The self as a centre of narrative gravity

As with ‘identity’, ‘self’ is a fiction. I’ve commented on this time and again. To be fair, I haven’t done much direct research on the topic. It just always felt a bit specious to me. Yet again, I feel that hubris and apophenia get the best of humans.

And then I am reading Daniel Dennett’s Consciousness Explained—published in 1991 no less. Skimming further, I find he published an article from which I lifted the title of this post.

I’ve long adopted his position on consciousness—well before reading this book some 30-odd-years after it was published—, but to find this was a pleasant surprise.

In a nutshell, the self is a confluence of events. His centre of gravity approach is borrowed from physics. In this television interview, he does the topic better justice than I would.

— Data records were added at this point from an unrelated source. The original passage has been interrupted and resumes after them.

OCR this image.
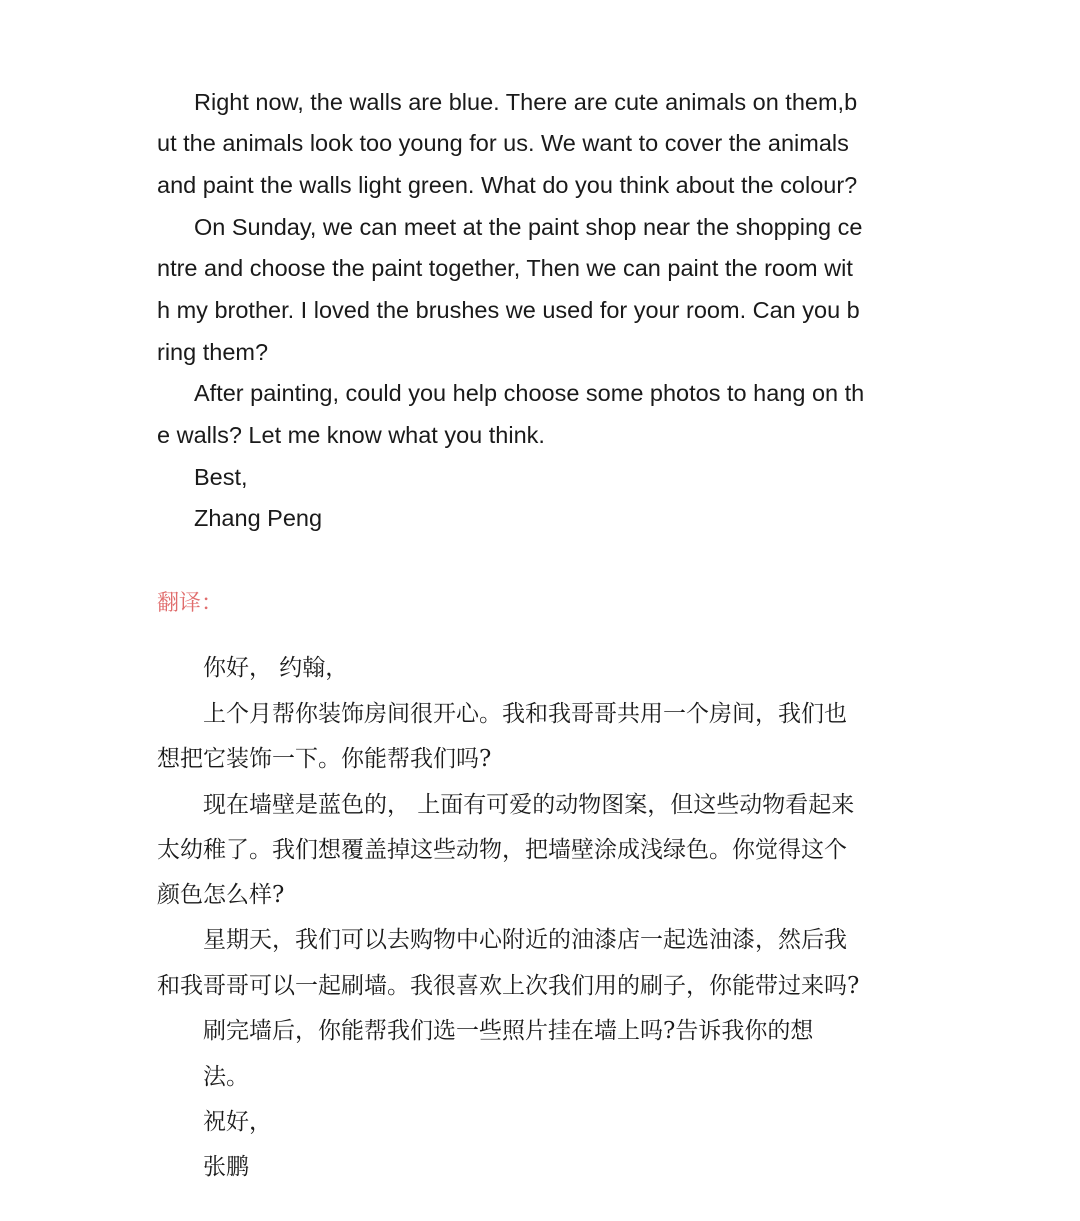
Right now, the walls are blue. There are cute animals on them,b
ut the animals look too young for us. We want to cover the animals
and paint the walls light green. What do you think about the colour?
On Sunday, we can meet at the paint shop near the shopping ce
ntre and choose the paint together, Then we can paint the room wit
h my brother. I loved the brushes we used for your room. Can you b
ring them?
After painting, could you help choose some photos to hang on th
e walls? Let me know what you think.
Best,
Zhang Peng
翻译：
你好， 约翰，
上个月帮你装饰房间很开心。我和我哥哥共用一个房间，我们也
想把它装饰一下。你能帮我们吗?
现在墙壁是蓝色的， 上面有可爱的动物图案，但这些动物看起来
太幼稚了。我们想覆盖掉这些动物，把墙壁涂成浅绿色。你觉得这个
颜色怎么样?
星期天，我们可以去购物中心附近的油漆店一起选油漆，然后我
和我哥哥可以一起刷墙。我很喜欢上次我们用的刷子，你能带过来吗?
刷完墙后，你能帮我们选一些照片挂在墙上吗?告诉我你的想
法。
祝好，
张鹏
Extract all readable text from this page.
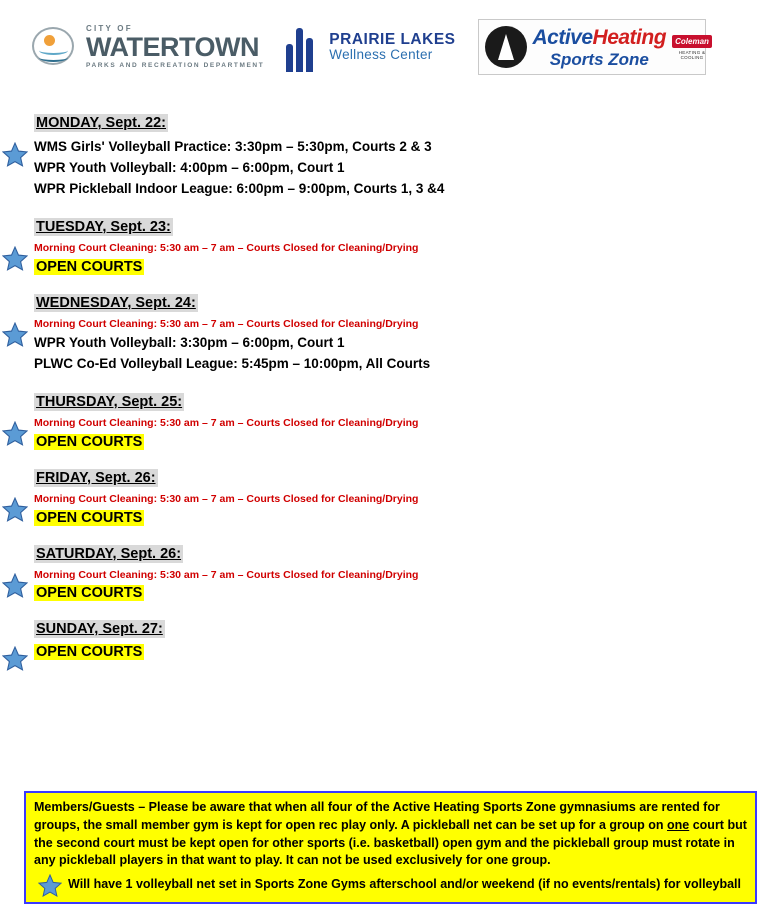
CITY OF
WATERTOWN
PARKS AND RECREATION DEPARTMENT
PRAIRIE LAKES
Wellness Center
ActiveHeating
Sports Zone
Coleman
HEATING & COOLING
MONDAY, Sept. 22:
WMS Girls' Volleyball Practice: 3:30pm – 5:30pm, Courts 2 & 3
WPR Youth Volleyball: 4:00pm – 6:00pm, Court 1
WPR Pickleball Indoor League: 6:00pm – 9:00pm, Courts 1, 3 &4
TUESDAY, Sept. 23:
Morning Court Cleaning: 5:30 am – 7 am – Courts Closed for Cleaning/Drying
OPEN COURTS
WEDNESDAY, Sept. 24:
Morning Court Cleaning: 5:30 am – 7 am – Courts Closed for Cleaning/Drying
WPR Youth Volleyball: 3:30pm – 6:00pm, Court 1
PLWC Co-Ed Volleyball League: 5:45pm – 10:00pm, All Courts
THURSDAY, Sept. 25:
Morning Court Cleaning: 5:30 am – 7 am – Courts Closed for Cleaning/Drying
OPEN COURTS
FRIDAY, Sept. 26:
Morning Court Cleaning: 5:30 am – 7 am – Courts Closed for Cleaning/Drying
OPEN COURTS
SATURDAY, Sept. 26:
Morning Court Cleaning: 5:30 am – 7 am – Courts Closed for Cleaning/Drying
OPEN COURTS
SUNDAY, Sept. 27:
OPEN COURTS

Members/Guests – Please be aware that when all four of the Active Heating Sports Zone gymnasiums are rented for groups, the small member gym is kept for open rec play only. A pickleball net can be set up for a group on one court but the second court must be kept open for other sports (i.e. basketball) open gym and the pickleball group must rotate in any pickleball players in that want to play. It can not be used exclusively for one group.

Will have 1 volleyball net set in Sports Zone Gyms afterschool and/or weekend (if no events/rentals) for volleyball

This is a well-behaved concept in Newtonian physics. But a center of gravity is not an atom or a subatomic particle or any other physical item in the world. It has no mass; it has no color; it has no physical properties at all, except for spatio-temporal location. It is a fine example of what Hans Reichenbach would call an abstractum. It is a purely abstract object. It is, if you like , a theorist’s fiction. It is not one of the real things in the universe in addition to the atoms. But it is a fiction that has nicely defined, well delineated and well behaved role within physics.

Daniel Dennett

Plus, why not hear it from the source?

Before this, I viewed it more as individual frames from a film—appearing to have motion and contiguity but in fact, is an illusion that takes advantage of human sense perception deficits and cognitive gap-filling functions.